From Fall 2011 through to December 2012, the John Humphrey Centre for Peace and Human Rights will implement the Children’s Right to Participate Project which focuses on transforming our schools and communities through fostering of rights and responsibilities.
How are we going to do this?
- Create lesson plans and educational resources stemming from the youth experiences in the project. These will be the key resources utilized for future engagement and citizenship programming in schools. These resources will involve short videos on social action, citizenship and HR issues as well as educational curriculum linked lesson plans to accompany them. A teacher professional development workshop will be created to disseminate the resources but also to build the capacity in child HR education.

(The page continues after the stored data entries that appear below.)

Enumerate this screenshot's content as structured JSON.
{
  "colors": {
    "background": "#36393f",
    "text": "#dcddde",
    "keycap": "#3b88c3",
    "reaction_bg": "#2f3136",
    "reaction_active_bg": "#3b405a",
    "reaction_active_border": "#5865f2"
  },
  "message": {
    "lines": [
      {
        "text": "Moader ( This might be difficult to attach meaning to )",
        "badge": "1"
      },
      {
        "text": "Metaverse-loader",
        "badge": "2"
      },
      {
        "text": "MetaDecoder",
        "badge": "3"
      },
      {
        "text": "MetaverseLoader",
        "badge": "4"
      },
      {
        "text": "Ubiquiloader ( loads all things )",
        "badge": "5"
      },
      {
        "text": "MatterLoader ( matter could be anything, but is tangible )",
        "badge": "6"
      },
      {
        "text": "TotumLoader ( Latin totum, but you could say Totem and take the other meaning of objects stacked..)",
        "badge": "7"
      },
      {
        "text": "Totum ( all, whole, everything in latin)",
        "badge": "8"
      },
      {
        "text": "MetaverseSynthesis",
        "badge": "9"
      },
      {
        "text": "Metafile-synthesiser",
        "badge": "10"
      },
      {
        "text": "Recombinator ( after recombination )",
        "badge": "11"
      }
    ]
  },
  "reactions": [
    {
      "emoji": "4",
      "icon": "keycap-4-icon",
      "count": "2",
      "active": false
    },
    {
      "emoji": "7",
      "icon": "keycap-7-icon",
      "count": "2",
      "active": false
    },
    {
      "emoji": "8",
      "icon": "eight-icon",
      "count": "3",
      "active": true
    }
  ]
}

- Work with two schools (one urban and one rural) to implement a sustained engagement/citizenship program for children focused on fostering rights and responsibilities. The schools will represent a pilot model for sustaining meaningful engagement on rights, responsibilities and diversity. A minimum of 4 programs will be delivered at each school throughout the year. A key focus area will be environmental stewardship in the pilot program.
- Host a teacher professional development day will be planned where 50 teachers will have enhanced capacity as well as access to resources to support meaningful human rights and diversity education in their classrooms. The educational resources developed in the project will be distributed here and the teacher PD workshops piloted and evaluated.
- A youth engagement forum will be hosted in early 2012 bringing together students from the pilot schools as well as other schools at an event hosted in partnership with the Telus World of Science on the theme of water and stewardship. The event, intended to model the Global Youth Assembly, will be a sharing and learning experience for up to 300 young leaders.
Most programming on diversity and human rights tends to focus on high school youth with a real gap left for the younger ages. Children are much more susceptible and open to ideas of understanding difference and it is critical, before habits of prejudice and discrimination set it, to engage and allow our young children to experience inclusion, dignity, respect and responsibility through citizenship. These foundations will create the longer term change in communities that we need to foster a society that embraces diversity and realizes human rights.